Doug's Sounding Board


17
Nov

Exercise induced asthma – a new theory

In the course of taking the same running training program that I took last year when I got my DVT I think I’ve come to a new realization about exercise induced asthma*. Before I couldn’t find any pattern and the seemingly random nature could be frustrating. Will it happen this time?

During the course Tom, the owner of the Fleet Feet in Aptos and instructor, made every effort to make sure we didn’t over-do the training. Sunday was the long conversational run and Wednesday was the speed building run with a few walk/run miles on other days to keep things moving.

Sunday also had various health and fitness guest speakers. One of those speakers was a physical therapist at Dominican. He explained that the cardio-vascular system will get to where it needs to be a lot faster than the muscles that do the work will. Also that it’s important not to push beyond what you can do. He didn’t explain where that limit was or how to find it, but he at least did say that you shouldn’t increase more than 10% from week to week.

So on the final long run this last Sunday I realized that at the slow pace I don’t seem to get any exercise-induced asthma, while when the Wednesday runs got intense enough out it came. I missed one of the Wednesday nights but I tried to make it up on a Thursday morning and as soon as I tried to push it the asthma came.
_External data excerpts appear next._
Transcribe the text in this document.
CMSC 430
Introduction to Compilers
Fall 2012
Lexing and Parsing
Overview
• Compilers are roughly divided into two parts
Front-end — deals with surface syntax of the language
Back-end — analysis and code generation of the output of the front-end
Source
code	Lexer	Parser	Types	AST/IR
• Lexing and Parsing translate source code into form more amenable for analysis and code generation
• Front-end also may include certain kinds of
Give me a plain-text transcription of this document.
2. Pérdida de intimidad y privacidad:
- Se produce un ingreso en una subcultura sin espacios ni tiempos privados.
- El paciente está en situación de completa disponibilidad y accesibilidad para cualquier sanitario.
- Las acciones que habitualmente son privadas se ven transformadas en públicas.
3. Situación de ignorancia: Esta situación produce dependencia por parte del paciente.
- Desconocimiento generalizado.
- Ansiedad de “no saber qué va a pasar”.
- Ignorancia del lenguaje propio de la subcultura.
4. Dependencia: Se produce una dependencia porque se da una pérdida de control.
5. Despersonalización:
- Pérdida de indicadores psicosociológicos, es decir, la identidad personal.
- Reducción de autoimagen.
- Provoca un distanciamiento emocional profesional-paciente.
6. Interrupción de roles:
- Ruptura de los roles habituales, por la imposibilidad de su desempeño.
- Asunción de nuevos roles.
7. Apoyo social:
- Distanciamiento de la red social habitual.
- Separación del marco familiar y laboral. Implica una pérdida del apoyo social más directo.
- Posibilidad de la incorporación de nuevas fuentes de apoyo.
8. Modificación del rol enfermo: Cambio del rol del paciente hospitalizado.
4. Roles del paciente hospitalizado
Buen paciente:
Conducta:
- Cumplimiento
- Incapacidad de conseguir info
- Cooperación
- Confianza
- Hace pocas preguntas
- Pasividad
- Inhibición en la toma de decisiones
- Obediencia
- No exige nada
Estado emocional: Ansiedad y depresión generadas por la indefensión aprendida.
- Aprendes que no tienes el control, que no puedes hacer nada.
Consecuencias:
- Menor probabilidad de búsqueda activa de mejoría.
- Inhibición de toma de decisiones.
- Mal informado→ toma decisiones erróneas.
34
So maybe the onset of asthma is my dividing line; where I push myself beyond what I’m capable of. I know I used to be able to do more before it kicked in when I’ve been in better shape. It’s frustrating, but at the same time it’s also really satisfying to learn the signals of my body and learn where the limits are so I can begin the push to extend them.

* I also can have allergy induced asthma, but I can generally tell if that’s going to be an issue before I begin exercise.